A new study has further complicated the challenge of discipline in the nation's schools, determining that little correlation exists between zero-tolerance discipline policies and well-behaved students.

The research, published in the Journal of School Psychology, concludes that a young person's family structure, ability to focus and concentrate, and self-reported skill in controlling his or her impulses are better predictors of future criminal activity than disciplinary measures in school.

More than 75 percent of American schools have zero-tolerance policies, which mete out severe punishments for certain offenses, no matter the individual circumstances. (These policies have faced criticism in the past, as when 6-year-old Zachary Christie was suspended in 2009 for bringing a camping utensil to school in Bear, Del. Christie's school revoked his suspension after a public outcry.)

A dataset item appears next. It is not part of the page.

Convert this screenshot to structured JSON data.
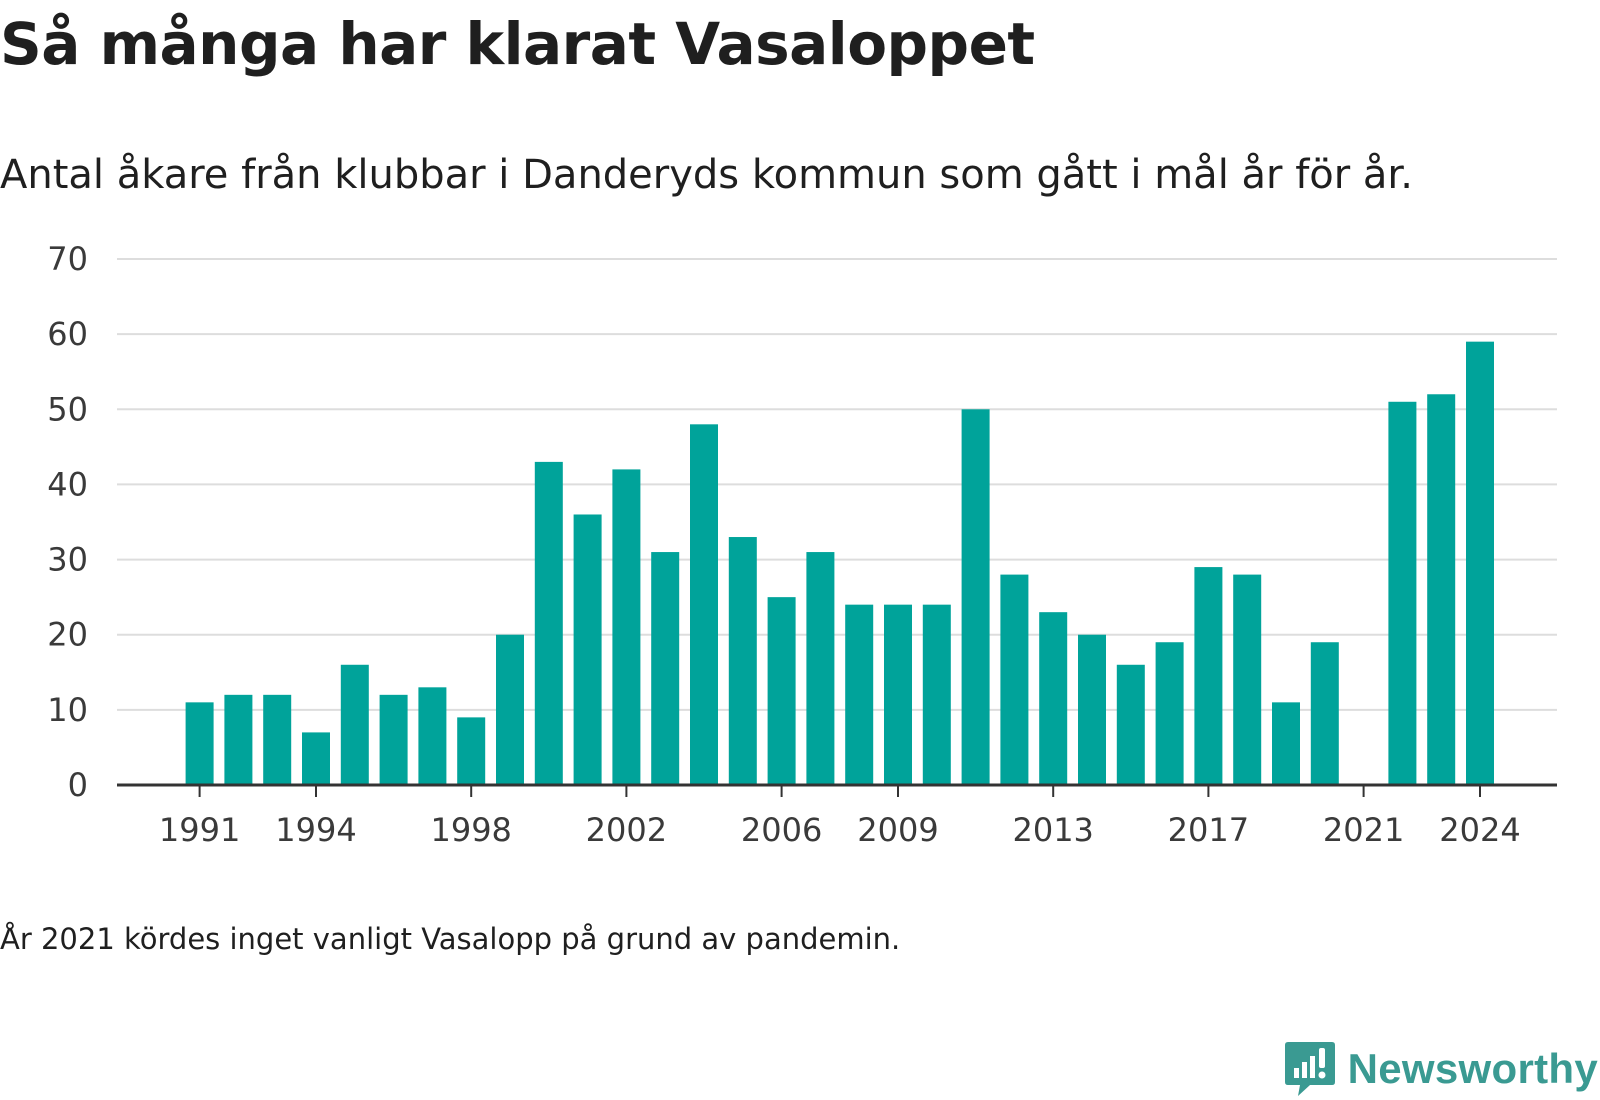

Previous studies have shown that suspended kids are more likely to drop out of school and to eventually join the country's enormous prison population. The study's author, Jennifer Matjasko, a behavioral scientist at the Centers for Disease Control and Prevention, suggests that schools may be better able to curb bad behavior by trying to address students' impulse control and attention issues, since they show stronger correlation to criminal behavior than simple acting-out among high school students.

Another study published in the American Educational Research Journal by Rutgers researcher Anne Gregory examined whether the climate of a school has any effect on the national "suspension gap" in American schools. Black students are twice as likely to be suspended than white students nationwide, and the disparity exists even when researchers control for socio-economic status.

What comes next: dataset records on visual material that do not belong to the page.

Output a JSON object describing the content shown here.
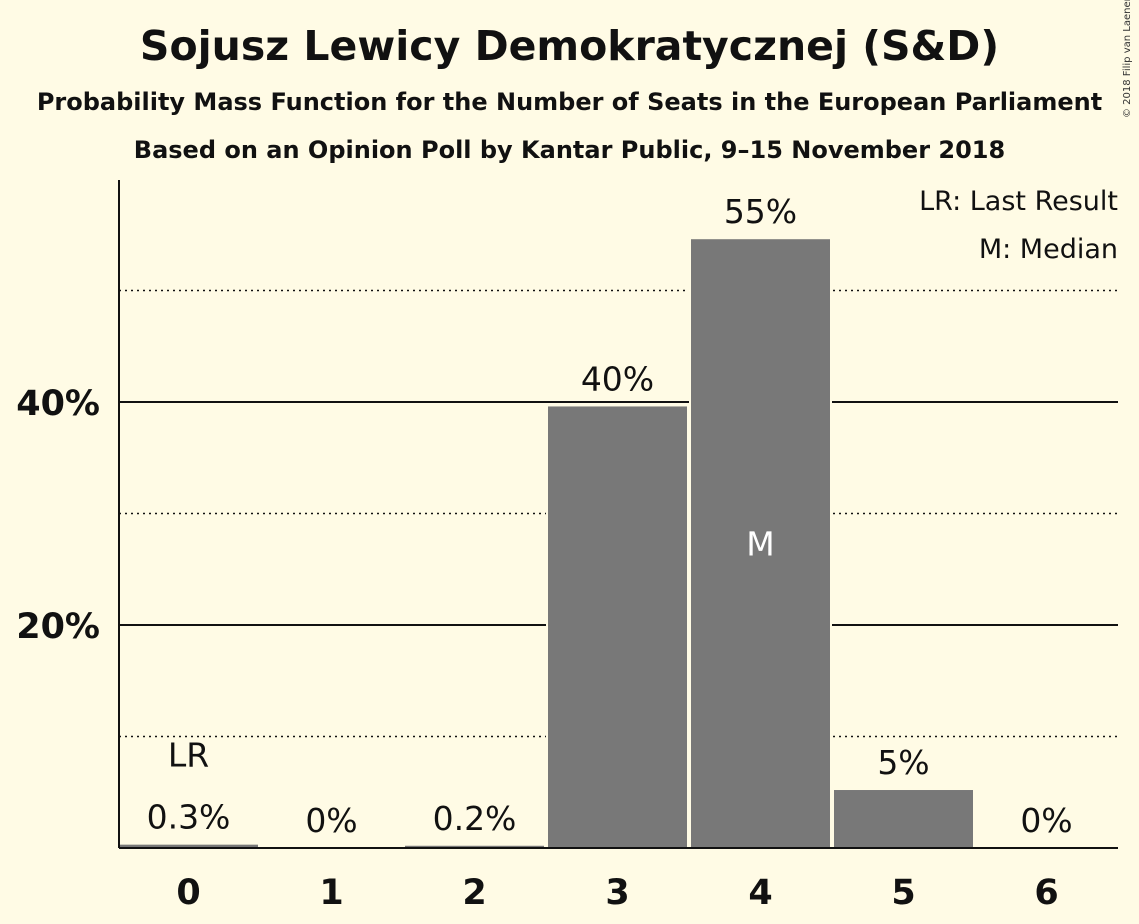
{
  "chart_data": {
    "type": "bar",
    "title": "Sojusz Lewicy Demokratycznej (S&D)",
    "subtitle": "Probability Mass Function for the Number of Seats in the European Parliament",
    "subtitle2": "Based on an Opinion Poll by Kantar Public, 9–15 November 2018",
    "copyright": "© 2018 Filip van Laenen",
    "categories": [
      "0",
      "1",
      "2",
      "3",
      "4",
      "5",
      "6"
    ],
    "values": [
      0.3,
      0.01,
      0.2,
      39.6,
      54.6,
      5.2,
      0.01
    ],
    "data_labels": [
      "0.3%",
      "0%",
      "0.2%",
      "40%",
      "55%",
      "5%",
      "0%"
    ],
    "y_ticks": [
      20,
      40
    ],
    "y_tick_labels": [
      "20%",
      "40%"
    ],
    "minor_gridlines": [
      10,
      30,
      50
    ],
    "ylim": [
      0,
      60
    ],
    "last_result_index": 0,
    "last_result_label": "LR",
    "median_index": 4,
    "median_label": "M",
    "legend": [
      "LR: Last Result",
      "M: Median"
    ],
    "legend_position": "top-right",
    "bar_color": "#787878",
    "background_color": "#fffbe5"
  }
}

Gregory surveyed students in nearly 300 Virginia schools about whether they believed their teachers demanded hard work from them and cared about their well-being, two crucial factors that determine a school's climate.

The study found that suspension rates were highest in schools where students reported that their teachers did not care about them or demand good work from them in school. These schools--called "indifferent" in the study--also had a higher gap between white and black suspension rates.

The researchers are careful to note that they were unable to prove causation between suspension rates and supportive school climates. But they say the findings suggest schools with student behavior problems should consider ways to improve their school climate.

The studies come out on the heels of the Department of Education's announcement that it's starting a new program to encourage schools to suspend fewer students. Education Secretary Arne Duncan said he was "concerned" about disparities in discipline in schools, while Attorney General Eric Holder said a study that revealed 60 percent of Texan students are suspended or expelled at least once was a "wake up call" for the education system.